Soon they were back at their camp. The children dropped all the food into a bag which Lucy-Ann held open. It was really quite heavy but it had to last the three children who were to stay at the bottom of the hill, a good few meals. Jack wound the rope around and around his stomach and pulled his shirt down over it. He looked quite plump and the others giggled. Everyone slipped their torch into their pocket, including Philip who had decided he would not return to the camp before he hid that night, he would stay with the others until the sun began to sink, and then run straight up the hill. Lucy-Ann made him a packet of sandwiches and cut him a piece of cake. “For when you’re waiting in your hiding place,” she explained.
“You always think of everything, don’t you, Lucy?” he said, grinning at her. “I bet you’re quite enjoying being house wife these hols. You’re having the time of your life aren’t you, looking after us all! What would we do without you?” Lucy-Ann suddenly went quiet and Philip looked at her in surprise. “That was all meant to be compliments, Lucy, dear,” he said. He looked rather uncomfortable. “No, it’s not that,” she said hurriedly.
“Then what is it, Lucy-Ann?” asked Jack, stepping in and putting his arm around his little sister. And to his horror she began to cry quite bitterly. Jack wiped her eyes with a clean handkerchief, wondering what on earth could be making his sister so upset. Why she was smiling like anything a few moments ago! “Well, when Philip said I must be enjoying this holiday, well, well…”
“Well, what?” asked Jack, sounding quite concerned. He was very fond of his sister, though sometimes he did not show it, and he didn’t like it when she was upset.
“Well, I’m not really enjoying myself,” Lucy-Ann said, sniffling.
“Why ever not, Lucy? Has one of us done something mean to you? Have you lost something, do tell me why you’re so upset…” Jack said.
“I’m worried about Bill…” she said, tears streaming down her face, “ I know he can’t have stayed behind with Aunt Allie, he would have rung and told us so, so where is he?” Jack sighed and hugged his sister.
“We’re all worried about Bill, but there is nothing we can do. You never know, he could be mixed up in this affair, and tonight, if we solve it, he could come back,” Jack said, feeling rather doubtful. This statement seemed to cheer Lucy-Ann up, considerably, however.

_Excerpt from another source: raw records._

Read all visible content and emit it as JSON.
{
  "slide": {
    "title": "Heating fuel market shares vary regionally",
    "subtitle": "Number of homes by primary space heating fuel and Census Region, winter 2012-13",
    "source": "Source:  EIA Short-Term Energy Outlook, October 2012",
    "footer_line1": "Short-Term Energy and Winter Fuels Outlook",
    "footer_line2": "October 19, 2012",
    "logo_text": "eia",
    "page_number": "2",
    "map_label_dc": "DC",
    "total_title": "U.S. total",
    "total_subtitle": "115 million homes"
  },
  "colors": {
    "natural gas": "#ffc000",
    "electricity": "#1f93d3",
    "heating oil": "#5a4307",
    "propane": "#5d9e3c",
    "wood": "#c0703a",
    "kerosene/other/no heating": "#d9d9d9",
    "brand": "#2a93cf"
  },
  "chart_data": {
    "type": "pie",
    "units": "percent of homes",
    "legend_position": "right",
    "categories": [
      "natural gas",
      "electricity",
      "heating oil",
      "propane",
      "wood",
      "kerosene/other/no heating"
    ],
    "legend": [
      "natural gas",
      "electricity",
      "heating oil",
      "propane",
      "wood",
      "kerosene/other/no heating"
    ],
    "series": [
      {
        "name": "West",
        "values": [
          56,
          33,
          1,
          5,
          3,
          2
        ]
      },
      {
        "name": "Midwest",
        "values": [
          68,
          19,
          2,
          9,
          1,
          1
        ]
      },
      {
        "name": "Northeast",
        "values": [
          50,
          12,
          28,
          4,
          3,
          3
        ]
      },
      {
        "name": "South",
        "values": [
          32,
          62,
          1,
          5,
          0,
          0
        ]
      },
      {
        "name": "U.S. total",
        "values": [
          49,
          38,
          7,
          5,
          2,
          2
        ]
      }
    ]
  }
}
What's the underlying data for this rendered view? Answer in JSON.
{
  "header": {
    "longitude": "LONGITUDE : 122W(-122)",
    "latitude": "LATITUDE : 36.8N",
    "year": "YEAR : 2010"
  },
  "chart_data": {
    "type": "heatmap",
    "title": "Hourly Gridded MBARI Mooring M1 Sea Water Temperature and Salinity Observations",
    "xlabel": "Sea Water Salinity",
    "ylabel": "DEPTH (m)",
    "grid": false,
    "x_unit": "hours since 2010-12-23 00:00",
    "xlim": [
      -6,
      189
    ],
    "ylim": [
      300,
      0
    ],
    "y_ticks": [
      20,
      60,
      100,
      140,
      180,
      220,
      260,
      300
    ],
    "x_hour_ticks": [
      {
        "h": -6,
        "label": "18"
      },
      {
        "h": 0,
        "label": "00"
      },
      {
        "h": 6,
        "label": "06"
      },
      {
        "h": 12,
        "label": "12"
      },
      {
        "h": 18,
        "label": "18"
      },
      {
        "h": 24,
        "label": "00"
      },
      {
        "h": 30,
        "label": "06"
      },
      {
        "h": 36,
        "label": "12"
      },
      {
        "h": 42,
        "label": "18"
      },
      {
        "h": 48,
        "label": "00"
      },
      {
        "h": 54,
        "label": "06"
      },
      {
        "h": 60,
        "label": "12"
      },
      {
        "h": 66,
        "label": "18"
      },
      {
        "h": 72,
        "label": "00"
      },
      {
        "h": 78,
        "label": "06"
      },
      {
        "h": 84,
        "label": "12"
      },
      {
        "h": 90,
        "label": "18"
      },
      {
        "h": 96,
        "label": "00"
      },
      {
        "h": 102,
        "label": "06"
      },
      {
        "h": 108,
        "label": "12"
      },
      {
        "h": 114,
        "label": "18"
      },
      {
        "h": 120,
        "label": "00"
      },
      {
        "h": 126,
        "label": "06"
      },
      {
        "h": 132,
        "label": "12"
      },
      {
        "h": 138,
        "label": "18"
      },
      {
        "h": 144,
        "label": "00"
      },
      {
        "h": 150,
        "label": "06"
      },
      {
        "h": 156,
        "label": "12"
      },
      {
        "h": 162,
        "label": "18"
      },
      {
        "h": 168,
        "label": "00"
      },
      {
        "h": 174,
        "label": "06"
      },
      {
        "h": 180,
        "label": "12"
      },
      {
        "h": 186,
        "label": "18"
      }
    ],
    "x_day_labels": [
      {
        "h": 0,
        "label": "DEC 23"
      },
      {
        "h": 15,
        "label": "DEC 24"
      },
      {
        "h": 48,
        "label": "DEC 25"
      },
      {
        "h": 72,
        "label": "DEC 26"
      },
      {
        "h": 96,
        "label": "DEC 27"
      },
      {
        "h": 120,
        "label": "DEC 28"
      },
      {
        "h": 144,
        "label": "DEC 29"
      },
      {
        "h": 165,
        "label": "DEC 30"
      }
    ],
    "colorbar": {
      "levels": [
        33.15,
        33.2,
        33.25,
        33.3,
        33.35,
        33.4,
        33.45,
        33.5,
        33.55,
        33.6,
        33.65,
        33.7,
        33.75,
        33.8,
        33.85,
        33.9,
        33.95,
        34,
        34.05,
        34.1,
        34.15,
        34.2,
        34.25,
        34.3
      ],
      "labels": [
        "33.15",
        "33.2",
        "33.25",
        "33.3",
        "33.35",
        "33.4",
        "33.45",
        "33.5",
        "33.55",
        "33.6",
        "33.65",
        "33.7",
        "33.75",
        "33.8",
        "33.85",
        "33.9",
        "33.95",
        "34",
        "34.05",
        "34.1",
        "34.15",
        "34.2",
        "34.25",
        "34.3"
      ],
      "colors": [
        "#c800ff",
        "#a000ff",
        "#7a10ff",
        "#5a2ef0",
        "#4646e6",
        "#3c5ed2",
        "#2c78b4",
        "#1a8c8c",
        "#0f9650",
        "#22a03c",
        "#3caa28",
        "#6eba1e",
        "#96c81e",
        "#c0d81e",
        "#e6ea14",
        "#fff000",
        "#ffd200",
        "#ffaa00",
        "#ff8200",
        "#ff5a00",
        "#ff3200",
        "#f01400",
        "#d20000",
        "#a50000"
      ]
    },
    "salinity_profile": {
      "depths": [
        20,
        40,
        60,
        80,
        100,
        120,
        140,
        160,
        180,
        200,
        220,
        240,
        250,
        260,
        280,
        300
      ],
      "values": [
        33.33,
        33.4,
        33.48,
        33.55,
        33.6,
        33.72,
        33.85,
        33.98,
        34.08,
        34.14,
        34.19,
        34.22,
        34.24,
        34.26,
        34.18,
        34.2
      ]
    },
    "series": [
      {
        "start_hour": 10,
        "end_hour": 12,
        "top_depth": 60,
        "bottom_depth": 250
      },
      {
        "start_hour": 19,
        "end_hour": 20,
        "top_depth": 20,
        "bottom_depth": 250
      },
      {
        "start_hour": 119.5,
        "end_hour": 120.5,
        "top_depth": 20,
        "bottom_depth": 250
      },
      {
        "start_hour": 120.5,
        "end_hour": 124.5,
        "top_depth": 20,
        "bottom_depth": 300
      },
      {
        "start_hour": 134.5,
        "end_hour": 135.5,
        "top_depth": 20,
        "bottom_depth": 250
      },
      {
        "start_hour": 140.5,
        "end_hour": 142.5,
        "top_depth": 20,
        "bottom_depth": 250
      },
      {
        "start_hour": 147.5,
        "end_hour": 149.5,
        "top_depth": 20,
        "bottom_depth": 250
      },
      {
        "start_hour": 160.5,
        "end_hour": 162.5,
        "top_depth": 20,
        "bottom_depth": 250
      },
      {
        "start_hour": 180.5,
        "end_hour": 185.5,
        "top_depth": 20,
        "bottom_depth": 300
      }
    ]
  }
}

Jack was rather alarmed. What would happen if Bill didn’t suddenly appear? It seemed almost impossible that he would. There was no time to think about that now though, the others wanted to be at the bottom of the hill for lunch time. The girls had all the food ready in the bag, which Philip now held, Jack was well wrapped up in rope and each child had their torch. “Are we ready, then?” asked Dinah impatiently. Everyone nodded and cast a last glance at their camp before they set off down the hill. Kiki sang a silly song to the birds and the children chatted nineteen to the dozen. The sun was at its highest point and there was not a cloud to be seen. All seemed peaceful, nothing from the ordinary.